Instantiate the internal Courses list inside the parameterless constructor of your class.
private List<Course> _coursesList;
public Department()
{
_coursesList = new List<Course>();
}
Also, another way to ensure the encapsulation is to provide a method on your Department class to add the courses to it instead of directly exposing the courses list. Something like
public void AddCourse(Course c) { ... }
// or (adding the feature of doing the method calls in a composable way)
public Course AddCourse(Course c) { ... }
// or
public void AddCource(String name, etc) { ... }
I think in your case it is not a good idea do directly exposes the List because the class List, may provide methods like, Add and Remove which could potentially creates an invalid state on your parent class. So if you choose to expose methods to manipulate the internal collections like I suggested, you could expose an array of Courses to your API clients (remember the arrays are read-only) so your API consumers won't be able to the create side effects on your department class.
public Course[] Courses {
get { return _coursesList.ToArray(); }
}
In addition, you could also implement the IEnumerable interface on your Department class. It would enable you to take advantage of the all LINQ extension methods available in C# 3.0.
I hope it helps,
Carlos.
Probably something Similar.

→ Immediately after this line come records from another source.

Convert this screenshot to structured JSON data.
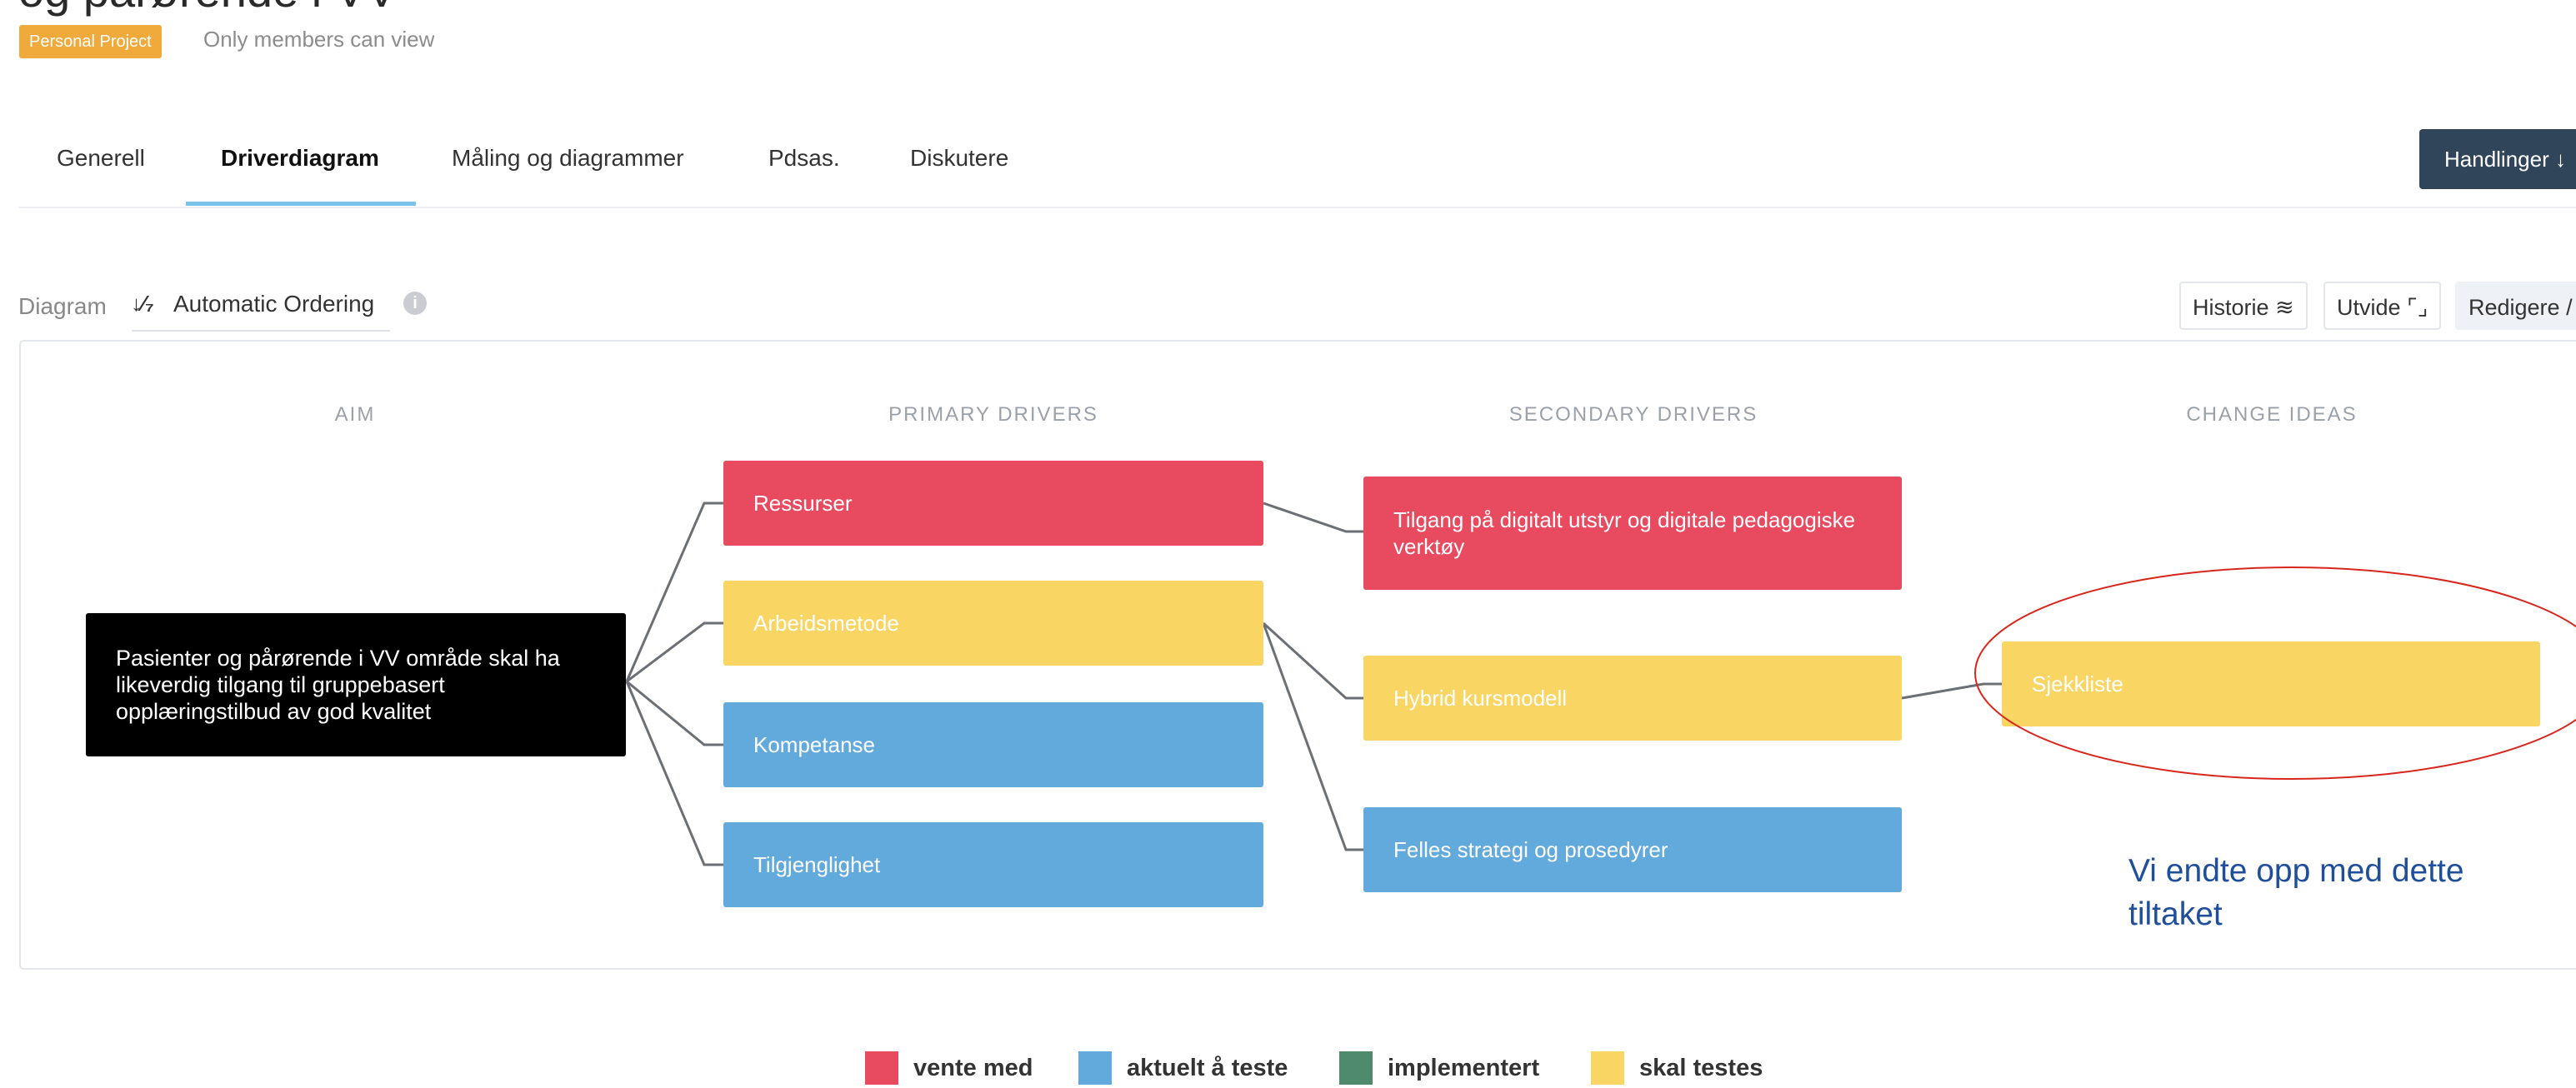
{
  "project": {
    "title_partial": "og pårørende i VV",
    "badge": "Personal Project",
    "visibility": "Only members can view"
  },
  "tabs": [
    {
      "label": "Generell",
      "active": false
    },
    {
      "label": "Driverdiagram",
      "active": true
    },
    {
      "label": "Måling og diagrammer",
      "active": false
    },
    {
      "label": "Pdsas.",
      "active": false
    },
    {
      "label": "Diskutere",
      "active": false
    }
  ],
  "actions_button": "Handlinger ↓",
  "toolbar": {
    "diagram_label": "Diagram",
    "ordering_icon": "↓⁄₇",
    "ordering": "Automatic Ordering",
    "info_icon": "i",
    "history": "Historie ≋",
    "expand": "Utvide ⌜⌟",
    "edit": "Redigere /"
  },
  "columns": {
    "aim": "AIM",
    "primary": "PRIMARY DRIVERS",
    "secondary": "SECONDARY DRIVERS",
    "change": "CHANGE IDEAS"
  },
  "aim": "Pasienter og pårørende i VV område skal ha likeverdig tilgang til gruppebasert opplæringstilbud av god kvalitet",
  "primary": [
    {
      "label": "Ressurser",
      "status": "vente med"
    },
    {
      "label": "Arbeidsmetode",
      "status": "skal testes"
    },
    {
      "label": "Kompetanse",
      "status": "aktuelt å teste"
    },
    {
      "label": "Tilgjenglighet",
      "status": "aktuelt å teste"
    }
  ],
  "secondary": [
    {
      "label": "Tilgang på digitalt utstyr og digitale pedagogiske verktøy",
      "status": "vente med"
    },
    {
      "label": "Hybrid kursmodell",
      "status": "skal testes"
    },
    {
      "label": "Felles strategi og prosedyrer",
      "status": "aktuelt å teste"
    }
  ],
  "change_ideas": [
    {
      "label": "Sjekkliste",
      "status": "skal testes"
    }
  ],
  "annotation": "Vi endte opp med dette tiltaket",
  "legend": [
    {
      "label": "vente med",
      "color": "#e84a5f"
    },
    {
      "label": "aktuelt å teste",
      "color": "#63aadc"
    },
    {
      "label": "implementert",
      "color": "#4f8a6c"
    },
    {
      "label": "skal testes",
      "color": "#f9d563"
    }
  ],
  "colors": {
    "vente_med": "#e84a5f",
    "aktuelt_a_teste": "#63aadc",
    "implementert": "#4f8a6c",
    "skal_testes": "#f9d563",
    "aim": "#000000",
    "annotation_ellipse": "#d9261c",
    "annotation_text": "#1f4e9b"
  }
}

There are several ways of soing this. depends upon what your requirements are.
public class Department
{
// Initialize the list inside Default Constructor
public Department()
{ courses = new List<Course>(); }
// Initialize List By Declaring outside and Passing with Dpartment Initilization
public Department(List<Course> _courses)
{ courses = _courses; }
List<Course> courses;
public List<Course> Courses
{
get
{
if (courses == null)
return new List<Course>();
else return courses;
}
set { courses = value; }
}
internal bool AddCourseToCourses(Course _course)
{
bool isAdded = false;
// DoSomeChecks here like
if (!courses.Contains(_course))
{
courses.Add(_course);
isAdded = true;
}
return isAdded;
}
}
public class Course
{
public Course(List<Subject> _subject)
{ subjects = _subject; }
List<Subject> subjects;
public List<Subject> Subjects
{
get { return subjects; }
set { subjects = value; }
}
}
// I do not get what do you mean by course "section", very general.
// used Subject instead, Change as you want just to give an idea
public class Subject
{
string name;
public string Name
{
get { return name; }
set { name = value; }
}
int creditHours;
public int CreditHours
{
get { return creditHours; }
set { creditHours = value; }
}
public Subject(string _name, int _creditHours)
{
name = _name;
creditHours = _creditHours;
}
}
public class TestClass
{
public void DoSomething()
{
// Subjects
Subject subj1 = new Subject("C#", 10);
Subject subj2 = new Subject(".Net", 10);
// List of Subjects
List<Subject> advancedPrSubjects = new List<Subject>();
advancedPrSubjects.Add(subj1);
advancedPrSubjects.Add(subj2);
// Course
Course advancedProgramming = new Course(advancedPrSubjects);
// Deliver authoroty to add Course to Department Class itself
Department dept = new Department();
dept.AddCourseToCourses(advancedProgramming);
}
}
There are better ways of doing this. have a look at these tutorials for better insight
http://www.csharp-station.com/Tutorials/Lesson07.aspx
http://www.functionx.com/csharp/index.htm
Hope it helps
As to your second question - without some code or more details its a bit hard - but i'll take a guess.
You're probably not actually creating the list, just declaring it
List<xxxx> _variable;
vs
List<xxxx> _variable = new List<xxxxx>();
You must create a list to be able to add to it (new List());
You sound as if you're on the right track.
Your second problem could be down to many things.
It could be as Ruddy says and that you're not creating the list.
It could also be that your Courses List is not public or that you haven't instanciated a new Course object to add.